Rothkopf insiste en que los trabajadores de Gulfstream –y lo mismo podría decirse de los de Bombardier– están orgullosos de construir aeronaves para una clase social a la que jamás se acercarán. Sienten que están entre los “beneficiarios de la globalización” y están convencidos de ver cómo la riqueza de los capitalistas cae goteando hasta las parcelas de sus jardines. En otras palabras, todos eligen mirar hacia otro lado, entre ellos el lector común de piezas periodísticas tan crudas como las que anunciaban el “histórico encargo” de Bombardier: puede ser que estos lectores sientan empatía hacia quienes han encontrado un trabajo o que estén satisfechos por que estos vayan a pagar impuestos (más que nada, porque es posible que la empresa en sí no los pague).

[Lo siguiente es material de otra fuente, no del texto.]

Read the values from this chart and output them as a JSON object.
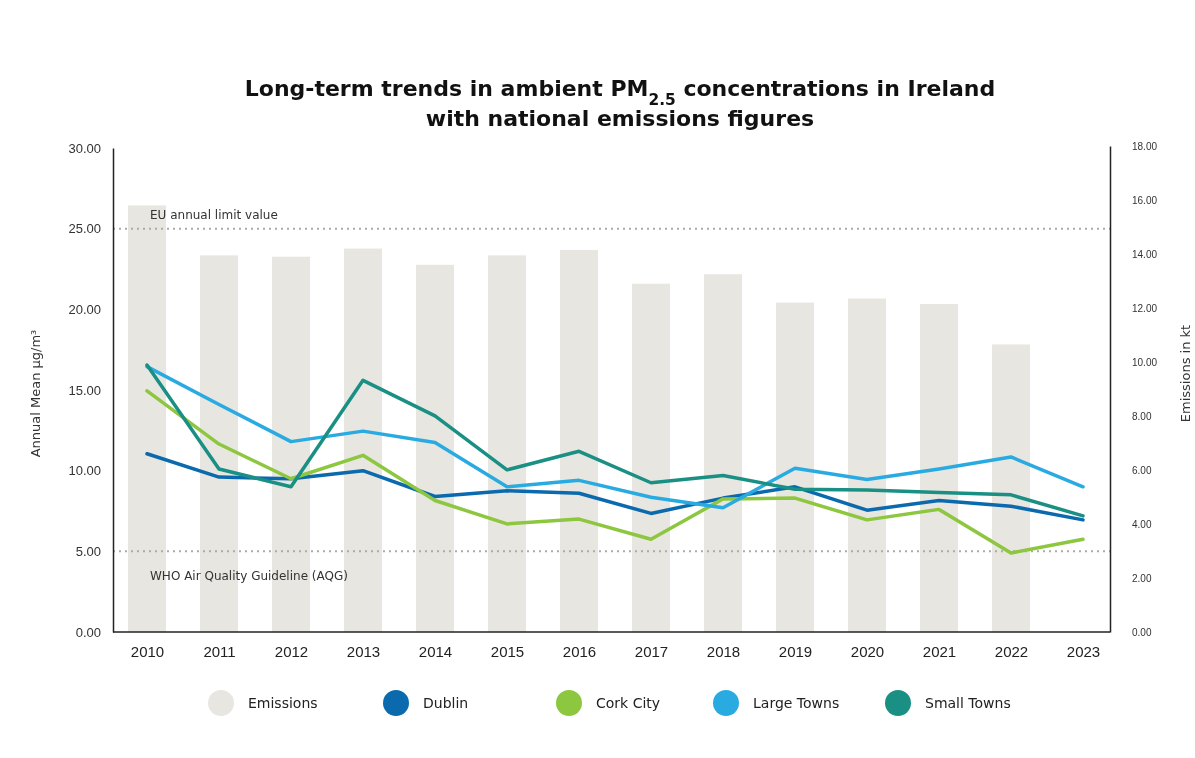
{
  "chart_data": {
    "type": "line",
    "title": "Long-term trends in ambient PM$_{2.5}$ concentrations in Ireland\nwith national emissions figures",
    "ylabel": "Annual Mean µg/m³",
    "y2label": "Emissions in kt",
    "categories": [
      "2010",
      "2011",
      "2012",
      "2013",
      "2014",
      "2015",
      "2016",
      "2017",
      "2018",
      "2019",
      "2020",
      "2021",
      "2022",
      "2023"
    ],
    "series": [
      {
        "name": "Emissions",
        "type": "bar",
        "axis": "y2",
        "color": "#e8e6e0",
        "values": [
          15.8,
          13.95,
          13.9,
          14.2,
          13.6,
          13.95,
          14.15,
          12.9,
          13.25,
          12.2,
          12.35,
          12.15,
          10.65,
          null
        ]
      },
      {
        "name": "Dublin",
        "color": "#0a6aad",
        "values": [
          11.05,
          9.6,
          9.5,
          10.0,
          8.4,
          8.75,
          8.6,
          7.35,
          8.3,
          9.0,
          7.55,
          8.15,
          7.8,
          6.95
        ]
      },
      {
        "name": "Cork City",
        "color": "#8dc63f",
        "values": [
          14.95,
          11.65,
          9.5,
          10.95,
          8.15,
          6.7,
          7.0,
          5.75,
          8.25,
          8.3,
          6.95,
          7.6,
          4.9,
          5.75
        ]
      },
      {
        "name": "Large Towns",
        "color": "#29abe2",
        "values": [
          16.45,
          14.1,
          11.8,
          12.45,
          11.75,
          9.0,
          9.4,
          8.35,
          7.7,
          10.15,
          9.45,
          10.1,
          10.85,
          9.0
        ]
      },
      {
        "name": "Small Towns",
        "color": "#1a8f84",
        "values": [
          16.55,
          10.1,
          9.0,
          15.6,
          13.4,
          10.05,
          11.2,
          9.25,
          9.7,
          8.85,
          8.8,
          8.65,
          8.5,
          7.2
        ]
      }
    ],
    "ylim": [
      0,
      30
    ],
    "yticks": [
      {
        "value": 0,
        "label": "0.00"
      },
      {
        "value": 5,
        "label": "5.00"
      },
      {
        "value": 10,
        "label": "10.00"
      },
      {
        "value": 15,
        "label": "15.00"
      },
      {
        "value": 20,
        "label": "20.00"
      },
      {
        "value": 25,
        "label": "25.00"
      },
      {
        "value": 30,
        "label": "30.00"
      }
    ],
    "y2lim": [
      0,
      18
    ],
    "y2ticks": [
      {
        "value": 0,
        "label": "0.00"
      },
      {
        "value": 2,
        "label": "2.00"
      },
      {
        "value": 4,
        "label": "4.00"
      },
      {
        "value": 6,
        "label": "6.00"
      },
      {
        "value": 8,
        "label": "8.00"
      },
      {
        "value": 10,
        "label": "10.00"
      },
      {
        "value": 12,
        "label": "12.00"
      },
      {
        "value": 14,
        "label": "14.00"
      },
      {
        "value": 16,
        "label": "16.00"
      },
      {
        "value": 18,
        "label": "18.00"
      }
    ],
    "ref_lines": [
      {
        "axis": "y",
        "value": 25,
        "label": "EU annual limit value",
        "color": "#aaaaaa",
        "line_style": "dotted"
      },
      {
        "axis": "y",
        "value": 5,
        "label": "WHO Air Quality Guideline (AQG)",
        "color": "#aaaaaa",
        "line_style": "dotted"
      }
    ],
    "grid": false,
    "legend": "bottom",
    "marker": "none",
    "line_style": "solid"
  }
}
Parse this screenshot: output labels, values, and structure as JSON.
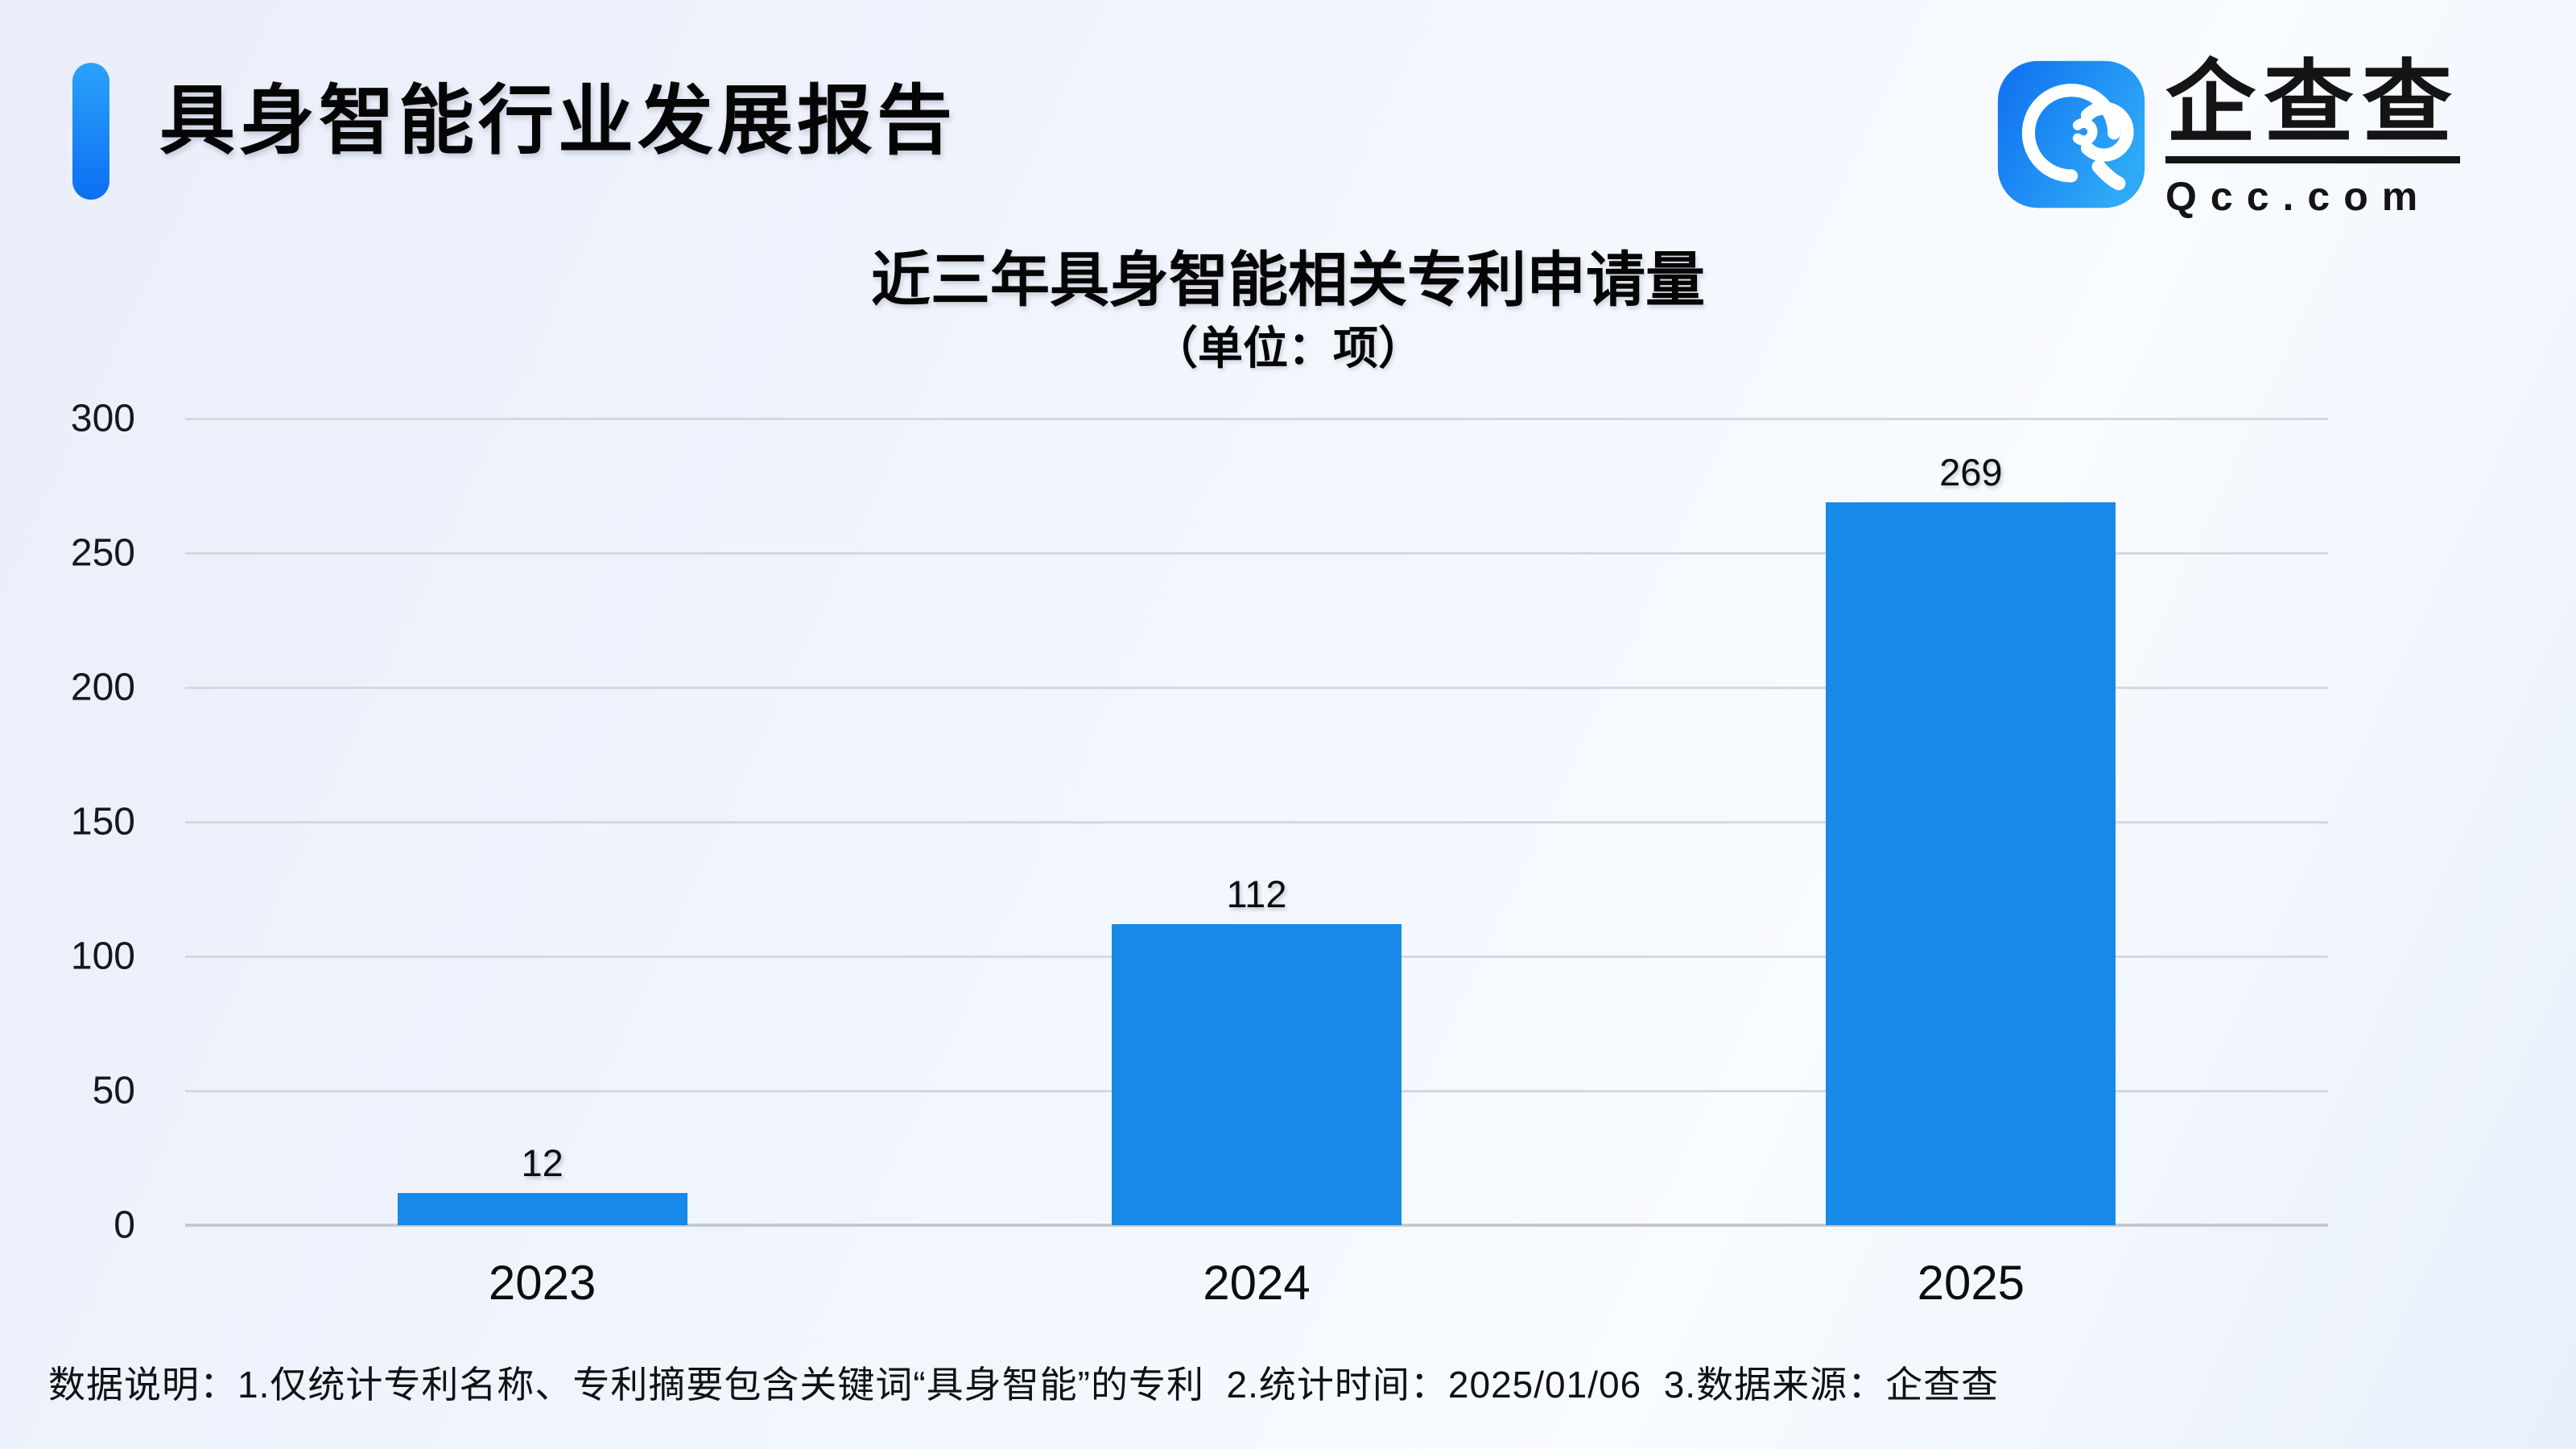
{
  "header": {
    "report_title": "具身智能行业发展报告"
  },
  "logo": {
    "brand_name": "企查查",
    "brand_domain": "Qcc.com"
  },
  "chart": {
    "title": "近三年具身智能相关专利申请量",
    "subtitle": "（单位：项）"
  },
  "chart_data": {
    "type": "bar",
    "title": "近三年具身智能相关专利申请量",
    "subtitle": "（单位：项）",
    "unit": "项",
    "categories": [
      "2023",
      "2024",
      "2025"
    ],
    "values": [
      12,
      112,
      269
    ],
    "ylim": [
      0,
      300
    ],
    "yticks": [
      0,
      50,
      100,
      150,
      200,
      250,
      300
    ],
    "grid": true,
    "legend": false,
    "bar_color": "#1789e8"
  },
  "footnote": {
    "text": "数据说明：1.仅统计专利名称、专利摘要包含关键词“具身智能”的专利  2.统计时间：2025/01/06  3.数据来源：企查查"
  },
  "colors": {
    "bar": "#1789e8",
    "accent_top": "#2ba2fb",
    "accent_bottom": "#0c6ff2",
    "gridline": "#d5d8de",
    "baseline": "#c6c8cd",
    "background": "#eff3fb",
    "text": "#0b0b0c"
  }
}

Así que todos siguen, a toda potencia y a gran altitud, los términos y la ideología de una casta dominante que ya ni siente ni padece. Se trata de una superclase, tal como la define Rothkopf, una clase que trasciende el propio sistema de clases porque flota, literalmente, por encima de todas las cosas. Así pues, desde este punto de vista, es una clase que lo economiza todo, lo cual quiere decir que crea la economía de los demás y también que se las apaña sin ella. Lo confina todo a los términos del mercado y de la economía especulativa, para no tener que atestiguar las insoportables situaciones provocadas por este sistema económico. Y así, mediatizada por los estrechos criterios de las ciencias de la contabilidad y de la gestión empresarial, y gracias a la fiel repetición de su ideología, es cómo la oligarquía eleva sus abyectas propuestas.